Commuting, inefficiency and working from the beach

Commuting

This weeks Startup Edition asks the brilliant, open-ended question "why are you working on your startup?". It's easy to get caught up in the day-to-day of building a new company I thought this would be a great chance to pause and reflect, what brought me here and why is this so important?

The startup I'm working on is called Sqwiggle, we've taken to calling it your office in the cloud - a place where remote and distributed teams can feel as connected and together as a real world office.

Connecting the dots backwards it is easy for me to see a pattern of factors in my life that have led up to building this company and mission.

I've always been drawn to the idea of working without a fixed location and being tied to a desk was one of the reasons that I left my previous career in architecture. Once we really took the plunge at Buffer by moving to Hong Kong, I knew that this was a way I could enjoy working for a long time (although, fixing bugs from the beach can be both awesome and a burden!).

One of my character traits is a sensitivity to inefficiency - I take shortcuts, jaywalk, multitask, answer emails whilst... well, doing anything and do my upmost to get as much productivity as possible out of every moment! One of the biggest and most frustrating examples of inefficiencies in the world is the life of a typical knowledge worker.

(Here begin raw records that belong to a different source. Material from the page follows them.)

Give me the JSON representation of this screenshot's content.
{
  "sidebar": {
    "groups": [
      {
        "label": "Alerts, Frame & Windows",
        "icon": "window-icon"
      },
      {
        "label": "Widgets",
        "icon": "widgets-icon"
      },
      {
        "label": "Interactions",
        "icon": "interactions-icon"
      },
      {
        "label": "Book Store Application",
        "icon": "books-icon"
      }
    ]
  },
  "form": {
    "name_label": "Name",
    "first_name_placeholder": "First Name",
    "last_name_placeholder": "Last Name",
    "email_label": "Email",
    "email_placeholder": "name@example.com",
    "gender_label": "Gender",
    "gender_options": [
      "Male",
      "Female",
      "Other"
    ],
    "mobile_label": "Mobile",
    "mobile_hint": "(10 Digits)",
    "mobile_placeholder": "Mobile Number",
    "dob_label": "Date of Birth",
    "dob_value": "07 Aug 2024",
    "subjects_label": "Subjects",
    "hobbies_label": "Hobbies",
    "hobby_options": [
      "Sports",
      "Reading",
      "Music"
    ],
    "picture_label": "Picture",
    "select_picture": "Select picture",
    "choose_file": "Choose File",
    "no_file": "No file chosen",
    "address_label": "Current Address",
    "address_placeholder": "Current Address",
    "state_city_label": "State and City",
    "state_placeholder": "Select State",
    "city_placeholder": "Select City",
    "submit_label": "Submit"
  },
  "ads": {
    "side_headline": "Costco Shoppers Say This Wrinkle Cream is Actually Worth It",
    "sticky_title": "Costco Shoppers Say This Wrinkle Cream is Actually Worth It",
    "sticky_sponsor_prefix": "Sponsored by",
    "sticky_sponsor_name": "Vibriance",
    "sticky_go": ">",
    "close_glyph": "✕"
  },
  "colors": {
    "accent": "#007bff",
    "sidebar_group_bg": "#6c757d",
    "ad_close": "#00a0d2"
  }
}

They sleep at home, have breakfast, catch a moment with the kids(?) and then head out the door - commute to work, sometimes taking an hour or more and sit for 8 hours in a drab, uninspiring office building in front of a computer that's probably slower and older than the one they have at home. Then they travel home in the same traffic, catch a moment with the kids before they sleep and repeat. This system wastes untold amounts of energy and time in an age when we're desperately short on both.

To me this is one of the biggest opportunities for revolution in business today. The technology is there, but the tools and attitudes to working remotely have not caught up. I have a passion for building things that make peoples lives better and what better way to do that than improving the way they work?

Last week we had the greatest email from one of our customers. They said they were considering moving house to a different town that they would enjoy more now they were using Sqwiggle at their company.

Notes like this are why I can't wait to wake up and work on Sqwiggle every day.